L’Iceberg
L‘Iceberg de Nicolas Darrot, conception et installation de Nicolas Darrot, sculpture de Milan Jancic et Pascal Larus, musique d’Etienne Charry.
Nicolas Darrot est un jeune artiste , passionné par les insectes et les animaux ; le spectacle de petites marionnettes qu’il présente dans le studio de Chaillot a pour origine une gravure médiévale représentant Le Banquet des Justes ou Repas de l’Apocalypse, où les hommes sont affublés de têtes d’animaux. La bouche des Justes assumant, dit-il, « une fonction sociale de formulation du langage et une autre plus bestiale d’ingestion »; la seule différence entre humains et animaux étant évidemment la parole.

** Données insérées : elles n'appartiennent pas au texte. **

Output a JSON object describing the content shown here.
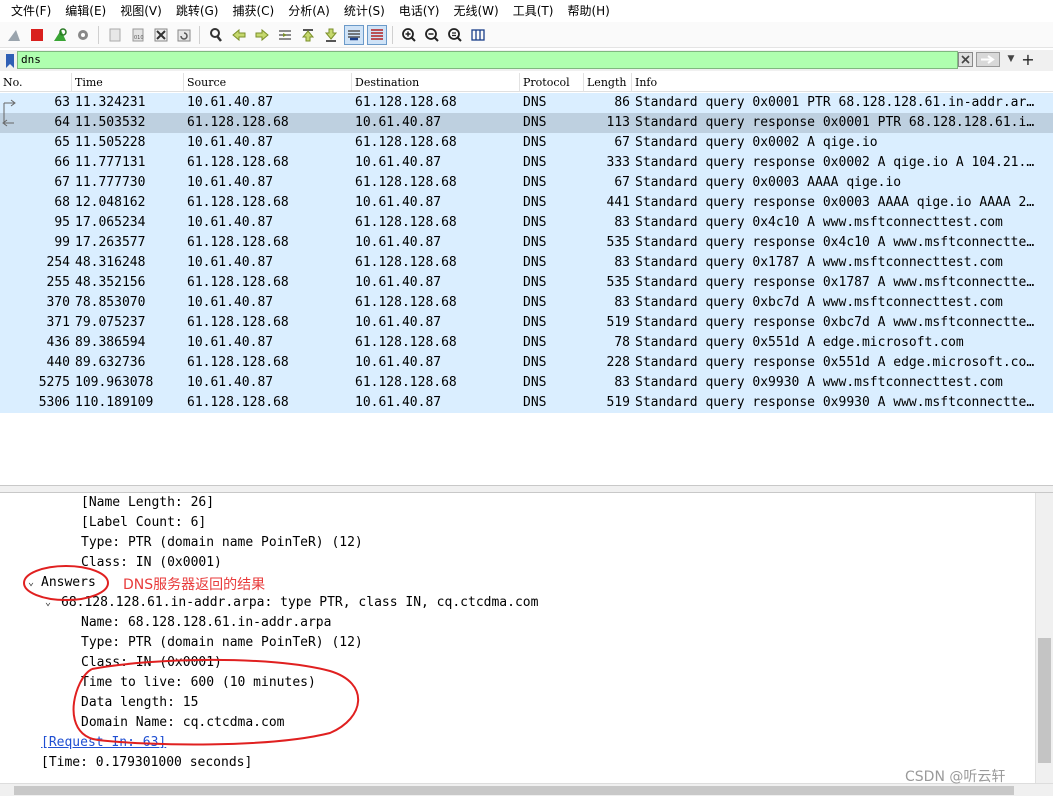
{
  "menu": [
    "文件(F)",
    "编辑(E)",
    "视图(V)",
    "跳转(G)",
    "捕获(C)",
    "分析(A)",
    "统计(S)",
    "电话(Y)",
    "无线(W)",
    "工具(T)",
    "帮助(H)"
  ],
  "filter": {
    "value": "dns"
  },
  "columns": [
    "No.",
    "Time",
    "Source",
    "Destination",
    "Protocol",
    "Length",
    "Info"
  ],
  "packets": [
    {
      "no": "63",
      "time": "11.324231",
      "src": "10.61.40.87",
      "dst": "61.128.128.68",
      "proto": "DNS",
      "len": "86",
      "info": "Standard query 0x0001 PTR 68.128.128.61.in-addr.ar…"
    },
    {
      "no": "64",
      "time": "11.503532",
      "src": "61.128.128.68",
      "dst": "10.61.40.87",
      "proto": "DNS",
      "len": "113",
      "info": "Standard query response 0x0001 PTR 68.128.128.61.i…"
    },
    {
      "no": "65",
      "time": "11.505228",
      "src": "10.61.40.87",
      "dst": "61.128.128.68",
      "proto": "DNS",
      "len": "67",
      "info": "Standard query 0x0002 A qige.io"
    },
    {
      "no": "66",
      "time": "11.777131",
      "src": "61.128.128.68",
      "dst": "10.61.40.87",
      "proto": "DNS",
      "len": "333",
      "info": "Standard query response 0x0002 A qige.io A 104.21.…"
    },
    {
      "no": "67",
      "time": "11.777730",
      "src": "10.61.40.87",
      "dst": "61.128.128.68",
      "proto": "DNS",
      "len": "67",
      "info": "Standard query 0x0003 AAAA qige.io"
    },
    {
      "no": "68",
      "time": "12.048162",
      "src": "61.128.128.68",
      "dst": "10.61.40.87",
      "proto": "DNS",
      "len": "441",
      "info": "Standard query response 0x0003 AAAA qige.io AAAA 2…"
    },
    {
      "no": "95",
      "time": "17.065234",
      "src": "10.61.40.87",
      "dst": "61.128.128.68",
      "proto": "DNS",
      "len": "83",
      "info": "Standard query 0x4c10 A www.msftconnecttest.com"
    },
    {
      "no": "99",
      "time": "17.263577",
      "src": "61.128.128.68",
      "dst": "10.61.40.87",
      "proto": "DNS",
      "len": "535",
      "info": "Standard query response 0x4c10 A www.msftconnectte…"
    },
    {
      "no": "254",
      "time": "48.316248",
      "src": "10.61.40.87",
      "dst": "61.128.128.68",
      "proto": "DNS",
      "len": "83",
      "info": "Standard query 0x1787 A www.msftconnecttest.com"
    },
    {
      "no": "255",
      "time": "48.352156",
      "src": "61.128.128.68",
      "dst": "10.61.40.87",
      "proto": "DNS",
      "len": "535",
      "info": "Standard query response 0x1787 A www.msftconnectte…"
    },
    {
      "no": "370",
      "time": "78.853070",
      "src": "10.61.40.87",
      "dst": "61.128.128.68",
      "proto": "DNS",
      "len": "83",
      "info": "Standard query 0xbc7d A www.msftconnecttest.com"
    },
    {
      "no": "371",
      "time": "79.075237",
      "src": "61.128.128.68",
      "dst": "10.61.40.87",
      "proto": "DNS",
      "len": "519",
      "info": "Standard query response 0xbc7d A www.msftconnectte…"
    },
    {
      "no": "436",
      "time": "89.386594",
      "src": "10.61.40.87",
      "dst": "61.128.128.68",
      "proto": "DNS",
      "len": "78",
      "info": "Standard query 0x551d A edge.microsoft.com"
    },
    {
      "no": "440",
      "time": "89.632736",
      "src": "61.128.128.68",
      "dst": "10.61.40.87",
      "proto": "DNS",
      "len": "228",
      "info": "Standard query response 0x551d A edge.microsoft.co…"
    },
    {
      "no": "5275",
      "time": "109.963078",
      "src": "10.61.40.87",
      "dst": "61.128.128.68",
      "proto": "DNS",
      "len": "83",
      "info": "Standard query 0x9930 A www.msftconnecttest.com"
    },
    {
      "no": "5306",
      "time": "110.189109",
      "src": "61.128.128.68",
      "dst": "10.61.40.87",
      "proto": "DNS",
      "len": "519",
      "info": "Standard query response 0x9930 A www.msftconnectte…"
    }
  ],
  "details": {
    "name_length": "[Name Length: 26]",
    "label_count": "[Label Count: 6]",
    "type_q": "Type: PTR (domain name PoinTeR) (12)",
    "class_q": "Class: IN (0x0001)",
    "answers": "Answers",
    "answer_record": "68.128.128.61.in-addr.arpa: type PTR, class IN, cq.ctcdma.com",
    "name": "Name: 68.128.128.61.in-addr.arpa",
    "type_a": "Type: PTR (domain name PoinTeR) (12)",
    "class_a": "Class: IN (0x0001)",
    "ttl": "Time to live: 600 (10 minutes)",
    "data_length": "Data length: 15",
    "domain_name": "Domain Name: cq.ctcdma.com",
    "request_in": "[Request In: 63]",
    "time": "[Time: 0.179301000 seconds]"
  },
  "annotation": "DNS服务器返回的结果",
  "watermark": "CSDN @听云轩",
  "colors": {
    "row_bg": "#daeeff",
    "row_selected": "#bed0e0",
    "filter_ok": "#afffaf",
    "annotation_red": "#e83a3a"
  },
  "selected_packet": "64"
}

Imaginez une salle sans éclairage autre que de petits spots pointés sur une sorte d’iceberg translucide de forme ovoïde de cinq mètres environ où, juchés sur le dessus, un ours polaire d’une trentaine de centimètre discute avec un scientifique; ils attendent en fait du ravitaillement qui leur permettra de survivre. Une petite vieille habillée d’une cape , dont la voix fait davantage penser à un croassement, est venue leur rendre visite.
Et, un peu plus loin, une table où des animaux dinosaures ou pléthiosaures qui jouent de la basse et du synthé, accompagnent un chanteur. Sur les parois de l’iceberg translucide d’où sourd une lumière bleutée, sont aussi projetés des nuages et des des vagues. Les marionnettes des personnages sont animés par un ensemble très sophistiqué de tiges métalliques commandées à distance par un ordinateur pour un cycle de vingt cinq minutes.

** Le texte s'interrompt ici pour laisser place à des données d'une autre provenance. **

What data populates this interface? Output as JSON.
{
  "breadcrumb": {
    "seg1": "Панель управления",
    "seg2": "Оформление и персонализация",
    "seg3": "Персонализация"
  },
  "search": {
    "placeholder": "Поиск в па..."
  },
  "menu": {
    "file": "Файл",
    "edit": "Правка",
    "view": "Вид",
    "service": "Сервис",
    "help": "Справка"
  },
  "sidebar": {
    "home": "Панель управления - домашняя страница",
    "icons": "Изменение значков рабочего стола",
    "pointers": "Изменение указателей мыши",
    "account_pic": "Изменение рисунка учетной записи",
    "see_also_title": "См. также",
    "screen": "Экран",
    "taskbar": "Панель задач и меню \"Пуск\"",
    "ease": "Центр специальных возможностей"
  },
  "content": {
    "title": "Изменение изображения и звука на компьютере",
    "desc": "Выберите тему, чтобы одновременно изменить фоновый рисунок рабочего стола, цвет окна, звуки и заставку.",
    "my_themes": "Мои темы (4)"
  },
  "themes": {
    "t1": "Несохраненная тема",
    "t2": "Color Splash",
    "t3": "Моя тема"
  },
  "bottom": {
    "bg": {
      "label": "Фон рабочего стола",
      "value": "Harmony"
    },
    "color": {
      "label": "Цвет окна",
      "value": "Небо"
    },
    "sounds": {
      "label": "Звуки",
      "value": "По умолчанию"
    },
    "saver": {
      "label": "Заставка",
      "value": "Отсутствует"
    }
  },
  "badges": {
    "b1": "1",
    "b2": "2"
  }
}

On ne comprend pas toujours très bien ce qu’ils disent , ils parlent même trop vite ou bien se mettent à chanter, qu’ils soient humains ou animaux préhistoriques qui ont un peu de mal à jouer de leurs instruments inadaptés à leurs membres mais qui semblent accepter cette inaptitude. Mais très vite, on est pris par ce monde étrangement poétique où les repères normatifs disparaissent.

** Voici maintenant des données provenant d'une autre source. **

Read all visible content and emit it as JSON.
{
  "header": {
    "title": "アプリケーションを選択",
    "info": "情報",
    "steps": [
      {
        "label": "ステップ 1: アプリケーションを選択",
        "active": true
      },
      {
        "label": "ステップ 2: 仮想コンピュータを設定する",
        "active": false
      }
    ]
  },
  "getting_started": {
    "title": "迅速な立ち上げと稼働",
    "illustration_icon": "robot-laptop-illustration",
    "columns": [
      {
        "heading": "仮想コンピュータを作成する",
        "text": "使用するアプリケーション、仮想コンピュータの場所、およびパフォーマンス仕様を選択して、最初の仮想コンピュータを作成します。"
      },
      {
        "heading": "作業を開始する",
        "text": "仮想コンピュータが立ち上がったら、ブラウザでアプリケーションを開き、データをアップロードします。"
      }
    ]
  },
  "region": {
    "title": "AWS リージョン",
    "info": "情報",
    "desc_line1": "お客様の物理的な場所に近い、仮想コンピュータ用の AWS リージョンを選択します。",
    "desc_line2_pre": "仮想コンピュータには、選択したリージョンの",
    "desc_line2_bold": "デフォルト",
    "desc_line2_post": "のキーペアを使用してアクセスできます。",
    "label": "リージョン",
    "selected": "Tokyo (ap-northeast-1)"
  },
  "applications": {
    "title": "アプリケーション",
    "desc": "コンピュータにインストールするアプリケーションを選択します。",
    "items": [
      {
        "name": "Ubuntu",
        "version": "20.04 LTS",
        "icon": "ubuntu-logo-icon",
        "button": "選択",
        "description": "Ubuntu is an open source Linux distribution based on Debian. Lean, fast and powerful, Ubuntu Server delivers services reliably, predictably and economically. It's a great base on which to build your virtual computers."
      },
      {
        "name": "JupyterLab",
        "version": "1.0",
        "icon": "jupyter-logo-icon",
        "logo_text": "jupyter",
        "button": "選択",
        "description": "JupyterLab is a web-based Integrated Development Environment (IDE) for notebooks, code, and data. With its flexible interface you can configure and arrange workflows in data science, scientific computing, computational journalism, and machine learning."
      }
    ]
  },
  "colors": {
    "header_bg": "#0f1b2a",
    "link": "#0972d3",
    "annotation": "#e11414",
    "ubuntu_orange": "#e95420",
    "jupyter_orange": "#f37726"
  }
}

L’installation de Nicolas Darrot participe d ‘une sorte de réflexion poétique sur l’ homme, l’animal et le cosmos , si on a bien compris les choses; c’est en tout cas une petite merveille d’invention et de sensibilité plastique et dramatique, puisque chaque personnage la voix d’un comédien parfaitement synchrone avec l’articulation de sa bouche; on peut, baigné dans la musique électronique d’Etienne Charry, s’approcher au plus près des marionnettes ou les regarder, assis, d’un peu plus loin. Ni le temps ni l’espace ne sont vraiment situés mais, en tout cas, la vision pendant cette petite demi-heure de ces personnages ne peut laisser indifférent et suscite une réflexion philosophique, et sur la survie de l’humanité, et sur nos lointains antécédents animaux… Bref, même si cette installation théâtrale au sens premier du terme, peut générer une certaine angoisse, elle est aussi fascinante de beauté.
Pour enfants, aussi? Oui, l’association humains / corps d’animaux au théâtre comme dans les fables n’est pas nouvelle, et remonte à l’Antiquité, ( les Egyptiens, les Grecs, les Latins comme les Indiens dont notre bon La Fontaine s’est inspiré, etc…) et elle n’a jamais cessé de nous interroger pour notre plus grand plaisir. L’Iceberg de Nicolas Darrot est une belle réussite qui ne draine cependant pas les foules: raison de plus pour aller voir cette installation… L’entrée est libre et gratuite: vous pouvez arriver quand vous voulez ( mais mieux vaut venir au début du cycle) et vous pouvez aussi ressortir quand vous vous voulez.
Philippe du Vignal
Théâtre National de Chaillot au Studio, jusqu’au 19 juin du mercredi au samedi. Nicolas Darrot est représenté par la galerie Eva Hober.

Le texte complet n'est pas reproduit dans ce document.